I am having trouble solving the order of integration of a time series process. Consider the following processes:
\begin{align*}
\epsilon_t &\sim i.i.d.(0,1) \\
x_t &= \alpha x_{t-1}+\epsilon_t \\
y_t &= y_{t-1}+x_t \\
z_t &= z_{t-1}+y_t
\end{align*}
Assume $\alpha = 0.8$.
Then, what is the order of integration of $z$? As in $z$ is a $I(d)$-process, where I want to determine the order of integration $d$.
Best Answer
Hi: $y_{t}$ is I(1) so the first difference of $z_{t}$ is I(1). Therefore, you'd have to difference the difference of $z_{t}$ in order to obtain an I(0) process, so, by definition, it must be I(2). What I mean by "definition" is that the number of times one needs to difference a process in order to make it stationary, is its order of integration, $d$. I hope that helps.

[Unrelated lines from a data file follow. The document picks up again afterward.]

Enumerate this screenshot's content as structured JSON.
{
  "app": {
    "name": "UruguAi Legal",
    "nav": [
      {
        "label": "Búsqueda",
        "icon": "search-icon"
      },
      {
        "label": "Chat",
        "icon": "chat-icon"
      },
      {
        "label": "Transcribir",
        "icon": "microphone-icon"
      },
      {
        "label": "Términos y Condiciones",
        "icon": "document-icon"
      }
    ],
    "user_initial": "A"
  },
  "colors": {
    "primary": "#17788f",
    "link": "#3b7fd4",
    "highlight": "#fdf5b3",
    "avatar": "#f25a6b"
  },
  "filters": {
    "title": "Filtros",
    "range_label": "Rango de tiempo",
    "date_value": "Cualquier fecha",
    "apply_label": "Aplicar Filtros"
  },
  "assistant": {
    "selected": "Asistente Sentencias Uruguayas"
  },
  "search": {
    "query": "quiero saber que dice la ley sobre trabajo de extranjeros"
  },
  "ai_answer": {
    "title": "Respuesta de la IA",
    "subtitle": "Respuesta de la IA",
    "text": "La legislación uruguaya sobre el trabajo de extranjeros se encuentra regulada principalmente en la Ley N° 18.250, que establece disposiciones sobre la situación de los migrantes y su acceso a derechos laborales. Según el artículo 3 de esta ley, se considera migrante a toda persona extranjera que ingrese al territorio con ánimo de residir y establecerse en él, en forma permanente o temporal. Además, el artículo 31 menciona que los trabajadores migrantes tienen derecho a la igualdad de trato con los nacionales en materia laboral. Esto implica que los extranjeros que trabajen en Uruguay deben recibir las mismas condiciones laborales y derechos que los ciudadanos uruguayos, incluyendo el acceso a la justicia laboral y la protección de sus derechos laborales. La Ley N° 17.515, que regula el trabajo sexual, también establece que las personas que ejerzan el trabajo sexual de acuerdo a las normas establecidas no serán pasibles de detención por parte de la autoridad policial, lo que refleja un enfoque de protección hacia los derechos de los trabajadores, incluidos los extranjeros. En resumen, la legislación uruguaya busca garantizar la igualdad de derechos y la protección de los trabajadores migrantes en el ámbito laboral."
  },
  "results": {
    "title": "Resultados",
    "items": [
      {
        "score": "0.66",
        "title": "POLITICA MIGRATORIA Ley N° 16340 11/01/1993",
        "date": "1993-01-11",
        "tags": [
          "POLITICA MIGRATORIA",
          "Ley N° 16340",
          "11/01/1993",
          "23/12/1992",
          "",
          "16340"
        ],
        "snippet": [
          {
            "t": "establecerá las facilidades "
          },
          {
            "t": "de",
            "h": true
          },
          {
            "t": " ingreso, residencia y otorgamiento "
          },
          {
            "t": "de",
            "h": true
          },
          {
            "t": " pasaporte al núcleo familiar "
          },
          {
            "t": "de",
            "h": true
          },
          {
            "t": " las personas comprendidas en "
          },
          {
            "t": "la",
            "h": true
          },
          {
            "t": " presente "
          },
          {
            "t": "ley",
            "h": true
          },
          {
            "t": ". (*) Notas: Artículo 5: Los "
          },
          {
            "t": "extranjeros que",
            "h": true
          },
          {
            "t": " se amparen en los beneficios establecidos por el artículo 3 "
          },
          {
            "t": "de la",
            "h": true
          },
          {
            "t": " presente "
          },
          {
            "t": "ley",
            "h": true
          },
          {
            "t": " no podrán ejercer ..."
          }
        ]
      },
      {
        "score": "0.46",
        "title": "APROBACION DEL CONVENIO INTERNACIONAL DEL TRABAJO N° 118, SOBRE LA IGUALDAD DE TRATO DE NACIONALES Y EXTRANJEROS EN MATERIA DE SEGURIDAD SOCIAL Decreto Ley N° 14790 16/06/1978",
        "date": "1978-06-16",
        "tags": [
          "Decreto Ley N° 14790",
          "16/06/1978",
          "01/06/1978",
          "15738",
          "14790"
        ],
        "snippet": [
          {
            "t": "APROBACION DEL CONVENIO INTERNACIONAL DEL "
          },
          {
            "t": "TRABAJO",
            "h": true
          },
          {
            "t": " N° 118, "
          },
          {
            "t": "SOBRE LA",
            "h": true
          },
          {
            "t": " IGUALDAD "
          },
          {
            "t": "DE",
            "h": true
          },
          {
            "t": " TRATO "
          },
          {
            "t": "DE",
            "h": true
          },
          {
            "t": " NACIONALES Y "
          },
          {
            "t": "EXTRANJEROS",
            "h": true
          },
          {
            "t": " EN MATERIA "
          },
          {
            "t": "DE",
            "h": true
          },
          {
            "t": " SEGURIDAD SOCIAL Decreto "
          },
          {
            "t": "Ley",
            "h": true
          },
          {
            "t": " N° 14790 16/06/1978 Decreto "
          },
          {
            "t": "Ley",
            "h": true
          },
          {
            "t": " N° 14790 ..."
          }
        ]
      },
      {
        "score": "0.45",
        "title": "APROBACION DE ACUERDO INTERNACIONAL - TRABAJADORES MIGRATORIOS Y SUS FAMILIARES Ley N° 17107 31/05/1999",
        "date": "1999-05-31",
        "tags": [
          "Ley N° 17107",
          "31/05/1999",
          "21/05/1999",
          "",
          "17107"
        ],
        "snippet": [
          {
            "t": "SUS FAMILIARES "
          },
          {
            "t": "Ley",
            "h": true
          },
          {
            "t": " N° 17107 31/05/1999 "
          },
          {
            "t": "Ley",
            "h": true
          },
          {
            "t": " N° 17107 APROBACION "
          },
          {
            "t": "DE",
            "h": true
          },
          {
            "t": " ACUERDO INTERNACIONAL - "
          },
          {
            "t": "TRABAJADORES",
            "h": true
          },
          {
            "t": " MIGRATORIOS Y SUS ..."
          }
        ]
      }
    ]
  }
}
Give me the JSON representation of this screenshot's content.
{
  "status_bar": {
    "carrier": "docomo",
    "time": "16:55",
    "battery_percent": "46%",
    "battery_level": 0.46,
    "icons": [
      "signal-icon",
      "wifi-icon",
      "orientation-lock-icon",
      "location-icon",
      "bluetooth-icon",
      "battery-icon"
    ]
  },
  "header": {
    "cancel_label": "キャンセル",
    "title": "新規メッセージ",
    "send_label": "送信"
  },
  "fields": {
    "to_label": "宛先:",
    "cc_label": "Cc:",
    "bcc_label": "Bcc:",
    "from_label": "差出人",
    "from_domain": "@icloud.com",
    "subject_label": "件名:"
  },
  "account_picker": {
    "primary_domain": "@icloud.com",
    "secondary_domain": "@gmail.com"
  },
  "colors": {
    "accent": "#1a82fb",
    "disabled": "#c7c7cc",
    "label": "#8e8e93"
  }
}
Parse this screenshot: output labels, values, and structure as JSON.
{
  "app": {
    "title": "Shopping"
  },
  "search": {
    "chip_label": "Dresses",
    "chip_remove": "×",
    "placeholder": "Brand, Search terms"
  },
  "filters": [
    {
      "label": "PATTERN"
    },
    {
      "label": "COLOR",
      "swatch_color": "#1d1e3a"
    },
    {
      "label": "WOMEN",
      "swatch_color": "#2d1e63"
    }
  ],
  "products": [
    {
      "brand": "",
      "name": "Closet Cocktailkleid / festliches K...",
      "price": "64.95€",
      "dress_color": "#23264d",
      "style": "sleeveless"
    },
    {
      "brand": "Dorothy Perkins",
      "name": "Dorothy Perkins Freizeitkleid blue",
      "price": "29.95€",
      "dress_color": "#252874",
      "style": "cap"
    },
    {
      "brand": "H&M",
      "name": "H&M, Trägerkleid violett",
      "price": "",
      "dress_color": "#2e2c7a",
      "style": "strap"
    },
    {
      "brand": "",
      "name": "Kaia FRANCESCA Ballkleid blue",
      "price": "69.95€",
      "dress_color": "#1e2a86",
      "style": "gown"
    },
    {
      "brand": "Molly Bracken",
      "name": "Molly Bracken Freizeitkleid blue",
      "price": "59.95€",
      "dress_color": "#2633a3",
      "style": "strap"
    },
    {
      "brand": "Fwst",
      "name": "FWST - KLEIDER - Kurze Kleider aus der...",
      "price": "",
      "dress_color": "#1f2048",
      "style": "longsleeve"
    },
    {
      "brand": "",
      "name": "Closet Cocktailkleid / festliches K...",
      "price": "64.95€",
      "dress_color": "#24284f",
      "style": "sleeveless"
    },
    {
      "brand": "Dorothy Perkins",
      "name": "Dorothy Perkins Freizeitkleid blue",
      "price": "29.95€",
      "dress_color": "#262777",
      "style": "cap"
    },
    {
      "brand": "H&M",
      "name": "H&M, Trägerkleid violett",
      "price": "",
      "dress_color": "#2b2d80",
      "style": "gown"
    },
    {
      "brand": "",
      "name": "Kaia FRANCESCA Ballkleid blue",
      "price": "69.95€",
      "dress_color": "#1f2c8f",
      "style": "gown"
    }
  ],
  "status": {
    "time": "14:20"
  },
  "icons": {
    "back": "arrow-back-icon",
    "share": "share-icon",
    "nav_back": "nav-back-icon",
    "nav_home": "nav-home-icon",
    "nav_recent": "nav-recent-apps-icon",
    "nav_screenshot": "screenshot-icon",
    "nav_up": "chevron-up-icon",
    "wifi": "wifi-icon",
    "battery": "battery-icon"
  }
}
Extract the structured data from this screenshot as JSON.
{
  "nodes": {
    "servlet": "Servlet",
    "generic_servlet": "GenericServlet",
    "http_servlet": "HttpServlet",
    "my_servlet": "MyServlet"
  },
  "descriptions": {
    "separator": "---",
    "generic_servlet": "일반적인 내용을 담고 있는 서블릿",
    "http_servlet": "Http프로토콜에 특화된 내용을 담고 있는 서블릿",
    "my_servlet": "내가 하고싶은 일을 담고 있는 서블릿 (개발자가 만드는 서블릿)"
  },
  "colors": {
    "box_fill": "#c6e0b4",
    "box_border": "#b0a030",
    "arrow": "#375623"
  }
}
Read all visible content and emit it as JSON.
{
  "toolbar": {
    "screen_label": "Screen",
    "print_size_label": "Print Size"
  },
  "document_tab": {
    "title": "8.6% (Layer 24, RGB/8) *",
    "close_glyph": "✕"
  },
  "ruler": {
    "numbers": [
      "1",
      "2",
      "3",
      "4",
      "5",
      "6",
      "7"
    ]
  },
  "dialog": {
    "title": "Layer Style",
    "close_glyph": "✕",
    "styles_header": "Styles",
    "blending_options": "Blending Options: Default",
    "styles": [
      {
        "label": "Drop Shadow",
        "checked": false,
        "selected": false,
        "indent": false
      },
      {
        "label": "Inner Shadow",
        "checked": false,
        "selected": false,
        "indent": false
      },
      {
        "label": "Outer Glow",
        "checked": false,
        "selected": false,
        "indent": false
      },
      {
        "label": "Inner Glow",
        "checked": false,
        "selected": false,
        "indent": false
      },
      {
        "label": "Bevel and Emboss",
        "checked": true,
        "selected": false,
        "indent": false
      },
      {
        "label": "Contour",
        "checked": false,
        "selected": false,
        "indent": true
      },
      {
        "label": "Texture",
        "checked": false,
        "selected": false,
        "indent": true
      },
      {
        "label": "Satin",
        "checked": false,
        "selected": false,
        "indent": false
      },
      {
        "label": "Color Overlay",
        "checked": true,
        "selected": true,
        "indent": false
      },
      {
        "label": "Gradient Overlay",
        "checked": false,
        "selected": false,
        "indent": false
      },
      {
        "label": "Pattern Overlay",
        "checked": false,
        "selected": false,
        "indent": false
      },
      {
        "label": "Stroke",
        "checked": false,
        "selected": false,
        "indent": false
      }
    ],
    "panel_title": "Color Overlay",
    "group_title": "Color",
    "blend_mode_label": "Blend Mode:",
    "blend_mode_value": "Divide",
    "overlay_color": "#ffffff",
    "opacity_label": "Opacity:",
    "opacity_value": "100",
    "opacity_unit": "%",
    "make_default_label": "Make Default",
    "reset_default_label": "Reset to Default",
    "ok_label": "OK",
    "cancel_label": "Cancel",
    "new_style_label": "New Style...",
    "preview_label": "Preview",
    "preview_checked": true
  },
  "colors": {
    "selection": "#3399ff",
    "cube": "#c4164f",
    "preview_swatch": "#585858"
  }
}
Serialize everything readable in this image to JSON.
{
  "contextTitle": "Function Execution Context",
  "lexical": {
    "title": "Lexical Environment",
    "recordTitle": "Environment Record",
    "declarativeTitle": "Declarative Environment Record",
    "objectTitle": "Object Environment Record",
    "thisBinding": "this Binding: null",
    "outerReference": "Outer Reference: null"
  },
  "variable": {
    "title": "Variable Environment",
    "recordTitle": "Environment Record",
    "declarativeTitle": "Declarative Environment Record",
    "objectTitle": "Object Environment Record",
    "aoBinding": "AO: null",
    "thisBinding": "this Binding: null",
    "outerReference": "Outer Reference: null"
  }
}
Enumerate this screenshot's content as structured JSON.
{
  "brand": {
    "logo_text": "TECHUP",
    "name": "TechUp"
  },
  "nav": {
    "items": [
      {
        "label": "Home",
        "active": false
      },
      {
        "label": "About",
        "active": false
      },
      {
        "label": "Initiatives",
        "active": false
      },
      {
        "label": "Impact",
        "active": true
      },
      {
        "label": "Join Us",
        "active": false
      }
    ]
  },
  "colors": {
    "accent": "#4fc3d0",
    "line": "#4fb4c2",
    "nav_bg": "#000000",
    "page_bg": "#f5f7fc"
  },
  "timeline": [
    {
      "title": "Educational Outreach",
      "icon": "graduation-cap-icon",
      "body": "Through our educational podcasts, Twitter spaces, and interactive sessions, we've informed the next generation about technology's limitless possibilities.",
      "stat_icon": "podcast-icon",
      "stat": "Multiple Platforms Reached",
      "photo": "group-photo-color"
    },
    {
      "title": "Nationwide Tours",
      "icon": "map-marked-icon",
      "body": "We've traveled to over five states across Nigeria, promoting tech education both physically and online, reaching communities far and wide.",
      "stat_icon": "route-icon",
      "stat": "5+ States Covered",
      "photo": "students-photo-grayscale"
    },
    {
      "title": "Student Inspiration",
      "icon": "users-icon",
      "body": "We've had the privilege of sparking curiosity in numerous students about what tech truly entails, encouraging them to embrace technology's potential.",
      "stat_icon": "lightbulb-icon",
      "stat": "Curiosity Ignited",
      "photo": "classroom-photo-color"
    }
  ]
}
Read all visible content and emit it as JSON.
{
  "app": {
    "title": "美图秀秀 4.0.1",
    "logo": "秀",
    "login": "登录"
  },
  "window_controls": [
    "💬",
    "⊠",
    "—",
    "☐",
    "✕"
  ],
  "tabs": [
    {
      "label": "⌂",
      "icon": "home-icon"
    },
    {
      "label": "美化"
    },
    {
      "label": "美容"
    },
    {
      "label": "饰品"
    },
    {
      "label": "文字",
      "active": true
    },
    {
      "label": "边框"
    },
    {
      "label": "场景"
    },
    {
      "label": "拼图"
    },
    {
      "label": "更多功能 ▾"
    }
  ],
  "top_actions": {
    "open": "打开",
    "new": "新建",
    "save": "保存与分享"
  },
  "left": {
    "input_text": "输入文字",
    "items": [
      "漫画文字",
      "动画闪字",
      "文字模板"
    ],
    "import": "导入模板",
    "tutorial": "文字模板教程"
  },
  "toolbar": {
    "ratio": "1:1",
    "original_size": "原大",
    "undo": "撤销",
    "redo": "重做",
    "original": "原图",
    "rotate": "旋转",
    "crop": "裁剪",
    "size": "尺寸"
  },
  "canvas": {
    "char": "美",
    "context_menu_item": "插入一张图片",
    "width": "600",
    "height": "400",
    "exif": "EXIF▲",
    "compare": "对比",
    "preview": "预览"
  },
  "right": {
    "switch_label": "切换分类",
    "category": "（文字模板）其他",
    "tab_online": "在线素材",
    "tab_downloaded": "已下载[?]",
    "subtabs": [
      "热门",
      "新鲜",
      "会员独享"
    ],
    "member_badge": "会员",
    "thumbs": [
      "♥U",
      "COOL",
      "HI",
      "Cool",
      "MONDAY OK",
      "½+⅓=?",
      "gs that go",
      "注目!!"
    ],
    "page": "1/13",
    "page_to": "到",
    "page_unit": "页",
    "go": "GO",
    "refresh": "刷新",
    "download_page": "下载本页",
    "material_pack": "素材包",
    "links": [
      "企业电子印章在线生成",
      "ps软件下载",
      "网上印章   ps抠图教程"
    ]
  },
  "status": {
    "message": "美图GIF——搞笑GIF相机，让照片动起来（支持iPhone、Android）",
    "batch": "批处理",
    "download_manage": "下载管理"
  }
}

EDIT: I realized after reading my answer that I did not explain why $y_t$ is I(1). So, the reason that $y_{t}$ is I(1) is the following:
$x_t$ is a stationary process ( i.e; an I(0) process ) because the absolute value of $\alpha$ is less than 1.0. This means that the first difference of $y_{t}$ is I(0). Since the first difference of the $y_{t}$ process is I(0), this implies that $y_{t}$ is an I(1) process.